Version-Release number of selected component (if applicable):

I'm using GlusterFS 3.7. I have not tried with an earlier version.

How reproducible:

This is reproducible 100% of the time.

Steps to Reproduce:
1. Create a volume with RDMA enabled. In detail my volume is group=virt, nfs.disable=on, and server.allow-insecure=on.

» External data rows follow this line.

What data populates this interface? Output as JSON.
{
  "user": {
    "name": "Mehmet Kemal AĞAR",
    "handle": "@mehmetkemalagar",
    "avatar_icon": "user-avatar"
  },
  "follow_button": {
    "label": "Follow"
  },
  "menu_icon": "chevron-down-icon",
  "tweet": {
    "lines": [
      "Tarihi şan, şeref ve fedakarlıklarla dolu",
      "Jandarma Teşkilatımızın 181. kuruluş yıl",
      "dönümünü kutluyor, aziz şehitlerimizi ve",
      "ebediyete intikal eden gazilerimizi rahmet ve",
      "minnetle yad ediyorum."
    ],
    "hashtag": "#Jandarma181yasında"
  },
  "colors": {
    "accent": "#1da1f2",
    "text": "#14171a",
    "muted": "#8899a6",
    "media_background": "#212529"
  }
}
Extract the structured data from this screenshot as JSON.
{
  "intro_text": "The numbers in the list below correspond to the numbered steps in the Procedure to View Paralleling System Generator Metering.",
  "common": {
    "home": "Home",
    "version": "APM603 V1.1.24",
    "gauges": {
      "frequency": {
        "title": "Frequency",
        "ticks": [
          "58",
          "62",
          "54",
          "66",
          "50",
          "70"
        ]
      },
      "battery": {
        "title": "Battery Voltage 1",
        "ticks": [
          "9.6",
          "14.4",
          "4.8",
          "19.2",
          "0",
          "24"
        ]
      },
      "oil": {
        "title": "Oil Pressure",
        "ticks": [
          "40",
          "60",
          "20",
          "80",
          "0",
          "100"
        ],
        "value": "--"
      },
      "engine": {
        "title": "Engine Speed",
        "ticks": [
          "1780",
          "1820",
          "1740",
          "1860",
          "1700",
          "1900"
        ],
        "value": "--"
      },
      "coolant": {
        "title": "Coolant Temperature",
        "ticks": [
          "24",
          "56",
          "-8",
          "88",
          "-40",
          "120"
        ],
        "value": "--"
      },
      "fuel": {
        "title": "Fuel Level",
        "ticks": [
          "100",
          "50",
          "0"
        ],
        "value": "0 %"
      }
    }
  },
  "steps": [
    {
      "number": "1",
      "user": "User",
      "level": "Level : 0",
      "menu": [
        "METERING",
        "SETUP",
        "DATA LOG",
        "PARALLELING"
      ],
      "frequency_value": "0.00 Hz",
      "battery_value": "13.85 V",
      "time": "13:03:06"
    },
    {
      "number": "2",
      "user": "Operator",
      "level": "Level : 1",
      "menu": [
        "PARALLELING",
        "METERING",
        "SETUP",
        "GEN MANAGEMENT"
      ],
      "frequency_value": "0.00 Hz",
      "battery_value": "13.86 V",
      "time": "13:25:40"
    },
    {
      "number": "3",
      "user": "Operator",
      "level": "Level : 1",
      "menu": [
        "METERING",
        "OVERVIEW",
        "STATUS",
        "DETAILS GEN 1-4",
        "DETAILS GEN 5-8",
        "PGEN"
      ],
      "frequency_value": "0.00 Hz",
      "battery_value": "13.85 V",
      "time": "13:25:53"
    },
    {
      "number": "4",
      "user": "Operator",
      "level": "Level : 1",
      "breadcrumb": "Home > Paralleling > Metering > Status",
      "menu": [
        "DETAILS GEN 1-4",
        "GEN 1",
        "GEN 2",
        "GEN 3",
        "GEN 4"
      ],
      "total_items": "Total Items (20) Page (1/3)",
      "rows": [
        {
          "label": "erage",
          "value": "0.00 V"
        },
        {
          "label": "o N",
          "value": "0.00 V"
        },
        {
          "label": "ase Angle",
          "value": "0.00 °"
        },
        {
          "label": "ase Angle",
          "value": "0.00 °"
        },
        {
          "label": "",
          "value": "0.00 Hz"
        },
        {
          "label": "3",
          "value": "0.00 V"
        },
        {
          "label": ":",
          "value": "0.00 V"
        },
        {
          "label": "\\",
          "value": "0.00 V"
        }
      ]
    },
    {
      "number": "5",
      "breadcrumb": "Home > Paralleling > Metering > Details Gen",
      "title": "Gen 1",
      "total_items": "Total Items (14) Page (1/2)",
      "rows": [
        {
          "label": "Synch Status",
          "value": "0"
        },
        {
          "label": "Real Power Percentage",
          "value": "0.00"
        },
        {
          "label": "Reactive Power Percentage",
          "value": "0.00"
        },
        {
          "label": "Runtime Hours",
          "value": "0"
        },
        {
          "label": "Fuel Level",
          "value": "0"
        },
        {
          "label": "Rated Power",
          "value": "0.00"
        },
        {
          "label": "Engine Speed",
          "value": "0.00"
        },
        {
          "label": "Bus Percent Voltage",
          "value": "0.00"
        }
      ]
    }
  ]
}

Additionally I'm using replicate-3 and no striping.
2. Set memlock to unlimited
3. Run as root or normal user
4. fio --name=test --ioengine=gfapi --brick HOSTNAME --volume=VOLNAME --numjobs=1 --ramp_time=1 --runtime=5 --time_based --fallocate=keep --direct=1 --bs=16m --rw=read --size=2g --unlink=1 --minimal

Actual results:

"Transport endpoint is not connected"

Expected results:

No errors, valid benchmark data


Additional info:

Run as root or normal user. My hardware is Mellanox 40G Ethernet NICs with RoCE.

Comment 2 Mohammed Rafi KC 2015-07-13 09:58:24 UTC
This happens because, process failed to register large amount of data with rdma device, Please try to increase log_num_mtt (when loading the mlx4_core driver) and check if this helps.

Comment 3 dgbaley27 2015-07-14 02:57:57 UTC
The param that I see in mlx4_core is log_mtts_per_seg which I increased from 3 (which seems to be the default) to 7. I did this on my client and all servers. No change though, I still get the error.

Comment 5 dgbaley27 2015-07-14 17:38:11 UTC
The problem is related to performance.io-cache=off which is set by group=virt. If I set group=virt and then reset performance.io-cache, I do not get an error.

Comment 6 dgbaley27 2015-07-17 15:01:13 UTC
Eh, I'm not sure anymore. I still hit the error with io-cache. So maybe io-cache being off can hide the issue, but not always...

Comment 7 Kaushal 2017-03-08 10:57:06 UTC
This bug is getting closed because GlusteFS-3.7 has reached its end-of-life.

Note: This bug is being closed using a script. No verification has been performed to check if it still exists on newer releases of GlusterFS.
If this bug still exists in newer GlusterFS releases, please reopen this bug against the newer release.